I had a go at Tanya's Pumpkin Cakepops and it was actually my first time making any sort of cake-pops. My specialty is simple cupcakes, so this was a new endeavor. I followed the recipe from Tan's book and found my sponge cake to be a little lighter in colour than hers in the video.
In New Zealand we actually eat real pumpkins. Americans are of course use to only getting a can of pre-whizzed pure for their sweet pumpkin pie every Thanks Giving. So to make your own pumpkin puré measure out 100gms of pumpkin and chop it into small chunks just a couple inches each way and steam it on the hob over boiling water, or actually I suppose you could do it in the microwave with a glass dish and shallow water directly in with the pumpkin. Don't worry about removing the skin because once the vegetable is cooked it is easy to just scoop the skin off. It should be done in just 20-30mins and once the skin is off pop it into the food processor.

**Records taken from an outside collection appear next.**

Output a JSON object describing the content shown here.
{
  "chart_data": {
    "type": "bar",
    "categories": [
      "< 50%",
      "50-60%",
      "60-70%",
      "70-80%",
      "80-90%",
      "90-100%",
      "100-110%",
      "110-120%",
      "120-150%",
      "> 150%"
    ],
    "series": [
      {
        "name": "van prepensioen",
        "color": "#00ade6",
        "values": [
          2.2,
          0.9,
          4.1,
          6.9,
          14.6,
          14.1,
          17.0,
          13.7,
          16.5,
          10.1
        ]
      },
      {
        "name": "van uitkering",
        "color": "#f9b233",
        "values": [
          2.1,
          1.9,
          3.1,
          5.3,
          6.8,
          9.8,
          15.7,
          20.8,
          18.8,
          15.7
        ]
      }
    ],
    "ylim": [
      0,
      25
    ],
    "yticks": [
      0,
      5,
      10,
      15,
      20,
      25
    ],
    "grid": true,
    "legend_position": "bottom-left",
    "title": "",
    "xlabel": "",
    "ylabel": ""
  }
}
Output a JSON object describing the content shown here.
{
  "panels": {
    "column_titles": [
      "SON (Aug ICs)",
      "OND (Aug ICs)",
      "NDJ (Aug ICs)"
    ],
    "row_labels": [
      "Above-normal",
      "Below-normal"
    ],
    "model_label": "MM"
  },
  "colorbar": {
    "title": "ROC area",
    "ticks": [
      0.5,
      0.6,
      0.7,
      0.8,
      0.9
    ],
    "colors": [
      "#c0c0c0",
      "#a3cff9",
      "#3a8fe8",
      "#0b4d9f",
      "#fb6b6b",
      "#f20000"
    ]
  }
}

I also don't have a cake-pop stand, so stuck mine in a lemon, which was in the middle of a large blow of dry rice. Fantastic being behind the scenes, isn't it?! The rice kept the lemon from slipping, and the lemon kept the cake-pops from slipping as the heads sat above the top of the bowl at alternating lengths for maximum bowl rim usage.
I also couldn't find edible glitter but I made up for it with different coatings of white chocolate, and later transferred them to a glass jug to serve.
My family really liked them, and I'm excited for what other recipes I'll try next from Tanya Bakes. I shall keep you posted.